Além de práticas idênticas às que a ditadura de 1964/85 adotava com presos políticos, também se repete a cumplicidade do Instituto Médico Legal de São Paulo com a tortura. Harry Shibata (que atestou falsamente suicídio no Caso Herzog) fez escola.

O Conselho de Medicina chegou até a julgar médicos que, em seus laudos, omitiam a existência de evidentes marcas de tortura nos cadáveres. Não adiantou, conforme se depreende da excelente reportagem de Mário César Carvalho na Folha de S. Paulo de hoje (29).

Outro preso na mesma época revelou que os policiais ficaram ao lado enquanto o médico do IML apenas lhe perguntava se havia sido espancado, contentando-se com a negativa.

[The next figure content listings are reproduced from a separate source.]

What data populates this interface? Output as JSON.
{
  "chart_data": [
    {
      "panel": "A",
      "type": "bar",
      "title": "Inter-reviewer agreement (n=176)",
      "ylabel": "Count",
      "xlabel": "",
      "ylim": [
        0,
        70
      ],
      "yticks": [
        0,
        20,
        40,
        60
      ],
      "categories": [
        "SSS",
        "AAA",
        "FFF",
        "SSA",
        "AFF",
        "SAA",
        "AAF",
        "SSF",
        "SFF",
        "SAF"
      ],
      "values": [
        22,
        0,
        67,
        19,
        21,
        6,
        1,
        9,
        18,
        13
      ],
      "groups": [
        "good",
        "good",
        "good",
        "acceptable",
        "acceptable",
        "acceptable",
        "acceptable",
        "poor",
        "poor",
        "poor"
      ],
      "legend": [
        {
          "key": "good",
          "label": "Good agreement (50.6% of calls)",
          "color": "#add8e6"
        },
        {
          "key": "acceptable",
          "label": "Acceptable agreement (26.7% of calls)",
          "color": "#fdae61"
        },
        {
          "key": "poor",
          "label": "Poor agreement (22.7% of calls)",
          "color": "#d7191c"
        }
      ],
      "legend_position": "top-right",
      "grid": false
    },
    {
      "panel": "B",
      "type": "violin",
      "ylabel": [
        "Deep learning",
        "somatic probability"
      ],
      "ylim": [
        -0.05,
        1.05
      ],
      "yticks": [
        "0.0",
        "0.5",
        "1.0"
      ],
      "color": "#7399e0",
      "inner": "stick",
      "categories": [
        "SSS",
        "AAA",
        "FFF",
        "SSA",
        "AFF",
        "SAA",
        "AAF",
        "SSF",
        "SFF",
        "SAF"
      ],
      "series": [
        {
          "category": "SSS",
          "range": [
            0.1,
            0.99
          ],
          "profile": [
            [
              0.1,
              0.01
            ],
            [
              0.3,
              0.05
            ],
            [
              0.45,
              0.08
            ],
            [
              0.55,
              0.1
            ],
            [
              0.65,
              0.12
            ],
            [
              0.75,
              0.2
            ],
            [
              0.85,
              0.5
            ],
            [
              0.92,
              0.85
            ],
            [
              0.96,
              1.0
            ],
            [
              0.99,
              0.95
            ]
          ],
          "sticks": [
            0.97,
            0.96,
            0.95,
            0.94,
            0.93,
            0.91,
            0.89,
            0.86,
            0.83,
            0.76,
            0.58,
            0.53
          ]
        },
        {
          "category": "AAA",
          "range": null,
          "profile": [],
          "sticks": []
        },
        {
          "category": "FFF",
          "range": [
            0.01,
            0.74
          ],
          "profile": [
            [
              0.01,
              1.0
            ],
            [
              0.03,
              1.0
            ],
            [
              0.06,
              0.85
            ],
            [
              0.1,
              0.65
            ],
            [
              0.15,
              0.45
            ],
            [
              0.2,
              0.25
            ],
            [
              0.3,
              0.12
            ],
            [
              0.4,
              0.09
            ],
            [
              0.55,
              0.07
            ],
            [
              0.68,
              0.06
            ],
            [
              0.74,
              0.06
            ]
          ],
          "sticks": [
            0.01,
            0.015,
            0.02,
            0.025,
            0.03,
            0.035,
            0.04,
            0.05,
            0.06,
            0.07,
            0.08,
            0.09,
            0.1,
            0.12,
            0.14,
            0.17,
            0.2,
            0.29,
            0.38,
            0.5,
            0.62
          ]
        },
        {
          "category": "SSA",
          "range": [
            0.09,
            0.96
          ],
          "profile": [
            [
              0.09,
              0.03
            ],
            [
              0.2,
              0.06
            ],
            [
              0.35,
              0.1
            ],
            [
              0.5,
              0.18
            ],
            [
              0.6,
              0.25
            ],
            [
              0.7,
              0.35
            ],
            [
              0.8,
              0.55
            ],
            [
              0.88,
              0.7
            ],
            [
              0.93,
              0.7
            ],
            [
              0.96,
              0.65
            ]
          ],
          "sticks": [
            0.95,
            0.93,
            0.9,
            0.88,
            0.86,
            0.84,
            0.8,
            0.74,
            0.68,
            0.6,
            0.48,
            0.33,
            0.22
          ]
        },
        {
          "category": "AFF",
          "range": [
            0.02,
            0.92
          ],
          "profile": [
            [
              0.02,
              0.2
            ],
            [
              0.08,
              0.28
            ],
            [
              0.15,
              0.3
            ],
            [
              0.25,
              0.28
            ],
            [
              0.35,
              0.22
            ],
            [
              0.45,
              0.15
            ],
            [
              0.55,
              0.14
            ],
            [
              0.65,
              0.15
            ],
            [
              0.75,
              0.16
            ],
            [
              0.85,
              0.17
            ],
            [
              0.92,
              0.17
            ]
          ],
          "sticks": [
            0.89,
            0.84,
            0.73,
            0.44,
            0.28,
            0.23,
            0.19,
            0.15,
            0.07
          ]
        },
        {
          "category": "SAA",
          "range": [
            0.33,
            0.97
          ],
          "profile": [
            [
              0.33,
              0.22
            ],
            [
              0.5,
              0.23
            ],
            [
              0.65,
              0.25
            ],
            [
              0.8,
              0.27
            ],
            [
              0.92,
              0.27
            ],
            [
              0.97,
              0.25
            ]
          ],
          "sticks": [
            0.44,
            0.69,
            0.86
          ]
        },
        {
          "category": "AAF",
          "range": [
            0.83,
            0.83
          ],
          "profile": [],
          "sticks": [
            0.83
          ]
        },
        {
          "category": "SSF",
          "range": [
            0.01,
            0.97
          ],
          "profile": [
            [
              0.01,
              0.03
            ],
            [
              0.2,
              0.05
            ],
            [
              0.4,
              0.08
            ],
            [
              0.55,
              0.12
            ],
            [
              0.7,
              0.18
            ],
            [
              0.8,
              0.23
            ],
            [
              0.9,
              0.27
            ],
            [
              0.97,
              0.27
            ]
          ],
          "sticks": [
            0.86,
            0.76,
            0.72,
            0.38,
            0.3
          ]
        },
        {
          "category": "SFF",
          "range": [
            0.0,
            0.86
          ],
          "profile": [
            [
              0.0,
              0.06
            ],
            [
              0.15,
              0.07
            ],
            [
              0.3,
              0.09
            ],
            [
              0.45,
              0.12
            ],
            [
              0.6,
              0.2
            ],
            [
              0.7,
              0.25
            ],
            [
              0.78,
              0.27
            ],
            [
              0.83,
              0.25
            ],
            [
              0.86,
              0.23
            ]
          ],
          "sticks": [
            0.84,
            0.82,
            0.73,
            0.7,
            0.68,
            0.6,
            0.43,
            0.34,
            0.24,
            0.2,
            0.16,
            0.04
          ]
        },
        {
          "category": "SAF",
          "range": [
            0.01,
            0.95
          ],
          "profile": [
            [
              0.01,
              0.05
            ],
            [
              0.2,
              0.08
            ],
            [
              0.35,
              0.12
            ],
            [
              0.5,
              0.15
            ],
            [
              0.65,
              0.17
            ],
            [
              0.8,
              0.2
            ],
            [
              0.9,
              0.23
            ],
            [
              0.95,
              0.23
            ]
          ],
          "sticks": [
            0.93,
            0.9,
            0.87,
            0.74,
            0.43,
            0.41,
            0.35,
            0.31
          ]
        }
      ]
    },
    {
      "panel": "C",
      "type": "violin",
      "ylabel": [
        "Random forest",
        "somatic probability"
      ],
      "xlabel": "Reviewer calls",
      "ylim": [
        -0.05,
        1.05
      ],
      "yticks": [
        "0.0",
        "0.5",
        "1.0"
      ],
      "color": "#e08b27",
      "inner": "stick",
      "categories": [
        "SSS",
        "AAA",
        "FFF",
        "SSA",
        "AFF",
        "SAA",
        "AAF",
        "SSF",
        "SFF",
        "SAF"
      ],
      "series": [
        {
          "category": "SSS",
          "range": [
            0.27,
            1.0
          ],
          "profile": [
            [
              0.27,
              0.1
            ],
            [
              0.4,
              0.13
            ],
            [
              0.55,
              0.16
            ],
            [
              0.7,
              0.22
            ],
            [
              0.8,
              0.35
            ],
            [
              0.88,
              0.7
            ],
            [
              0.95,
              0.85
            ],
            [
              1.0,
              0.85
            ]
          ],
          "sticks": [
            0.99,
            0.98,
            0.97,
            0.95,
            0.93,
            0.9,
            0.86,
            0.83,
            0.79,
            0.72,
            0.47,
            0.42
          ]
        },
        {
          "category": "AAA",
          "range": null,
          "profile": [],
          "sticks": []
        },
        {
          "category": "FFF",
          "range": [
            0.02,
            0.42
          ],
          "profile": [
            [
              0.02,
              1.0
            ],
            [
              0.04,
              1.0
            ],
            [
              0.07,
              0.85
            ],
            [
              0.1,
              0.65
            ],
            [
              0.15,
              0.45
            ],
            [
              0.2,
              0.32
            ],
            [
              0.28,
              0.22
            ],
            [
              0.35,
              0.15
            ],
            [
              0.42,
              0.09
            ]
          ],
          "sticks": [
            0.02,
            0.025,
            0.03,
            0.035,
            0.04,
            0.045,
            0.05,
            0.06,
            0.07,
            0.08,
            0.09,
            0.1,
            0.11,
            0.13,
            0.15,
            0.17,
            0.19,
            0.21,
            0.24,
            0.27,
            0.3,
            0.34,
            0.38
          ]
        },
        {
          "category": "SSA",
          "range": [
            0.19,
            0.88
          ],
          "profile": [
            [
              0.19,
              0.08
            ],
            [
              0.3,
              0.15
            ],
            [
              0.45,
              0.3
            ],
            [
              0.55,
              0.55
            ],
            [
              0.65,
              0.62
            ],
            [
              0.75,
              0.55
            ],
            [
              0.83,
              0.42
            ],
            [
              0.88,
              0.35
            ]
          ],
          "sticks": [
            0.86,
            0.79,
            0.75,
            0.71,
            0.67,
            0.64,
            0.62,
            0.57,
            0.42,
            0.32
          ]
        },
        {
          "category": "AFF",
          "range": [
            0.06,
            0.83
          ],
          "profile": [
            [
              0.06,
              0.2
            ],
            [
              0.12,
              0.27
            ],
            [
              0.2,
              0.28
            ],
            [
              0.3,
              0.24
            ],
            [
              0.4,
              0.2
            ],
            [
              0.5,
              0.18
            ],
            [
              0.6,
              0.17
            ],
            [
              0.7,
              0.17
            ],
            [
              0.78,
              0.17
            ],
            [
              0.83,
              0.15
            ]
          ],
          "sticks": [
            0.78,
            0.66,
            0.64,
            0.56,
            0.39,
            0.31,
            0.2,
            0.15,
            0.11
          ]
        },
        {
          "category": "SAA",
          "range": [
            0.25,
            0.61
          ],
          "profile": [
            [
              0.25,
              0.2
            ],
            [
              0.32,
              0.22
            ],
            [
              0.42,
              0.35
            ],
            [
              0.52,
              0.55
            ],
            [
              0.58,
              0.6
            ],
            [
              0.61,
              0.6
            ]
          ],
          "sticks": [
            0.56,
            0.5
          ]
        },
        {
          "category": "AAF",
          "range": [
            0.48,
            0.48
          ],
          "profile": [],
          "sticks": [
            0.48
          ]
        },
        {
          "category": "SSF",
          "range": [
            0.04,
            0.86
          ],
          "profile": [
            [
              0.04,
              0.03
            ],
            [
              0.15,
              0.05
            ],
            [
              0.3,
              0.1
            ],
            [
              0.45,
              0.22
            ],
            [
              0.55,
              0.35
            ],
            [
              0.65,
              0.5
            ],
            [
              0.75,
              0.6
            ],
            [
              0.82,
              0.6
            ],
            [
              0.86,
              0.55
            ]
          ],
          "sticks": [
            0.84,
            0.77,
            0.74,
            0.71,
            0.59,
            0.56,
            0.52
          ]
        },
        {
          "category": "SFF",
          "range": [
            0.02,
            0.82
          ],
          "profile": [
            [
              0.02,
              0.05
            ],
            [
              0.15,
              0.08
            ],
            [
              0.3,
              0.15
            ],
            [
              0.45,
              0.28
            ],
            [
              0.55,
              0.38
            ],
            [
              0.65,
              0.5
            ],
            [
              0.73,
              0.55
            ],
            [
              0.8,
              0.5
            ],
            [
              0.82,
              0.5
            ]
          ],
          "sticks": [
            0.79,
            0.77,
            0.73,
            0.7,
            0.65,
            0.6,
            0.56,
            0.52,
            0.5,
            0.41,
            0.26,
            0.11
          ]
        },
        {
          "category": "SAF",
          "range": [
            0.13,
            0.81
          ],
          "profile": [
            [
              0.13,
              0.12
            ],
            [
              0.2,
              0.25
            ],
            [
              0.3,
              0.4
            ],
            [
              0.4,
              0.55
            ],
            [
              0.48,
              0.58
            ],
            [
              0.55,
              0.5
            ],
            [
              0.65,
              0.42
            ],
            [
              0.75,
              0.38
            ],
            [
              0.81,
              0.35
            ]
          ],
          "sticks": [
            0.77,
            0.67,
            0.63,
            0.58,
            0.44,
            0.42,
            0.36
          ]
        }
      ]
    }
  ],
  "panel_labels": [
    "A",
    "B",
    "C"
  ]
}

E ML confirmou em juízo que os presos são examinados por médicos sob coação:

– Eles [policiais] falaram: "Se você falar que apanhou, vai apanhar mais ainda".

Por último, as acusações de réus torturados são recebidas com o mesmo descaso que era regra não escrita, mas sempre seguida, nas auditorias militares. O promotor que ignorou as queixas de ML agora se defende com a afirmação de que “em 99% dos processos, os réus confessam e depois vêm com a cantilena de tortura”.

Mesmo que 99% dos réus realmente mentissem, tal promotor estaria errado ao desprezar 100% das denúncias, ao preço de coonestar a prisão injusta de inocentes. Por sua culpa, ML permaneceu dois anos e meio no inferno carcerário. Se não tem sequer remorsos, deveria procurar uma profissão que fosse só profissão, não (também e principalmente) missão.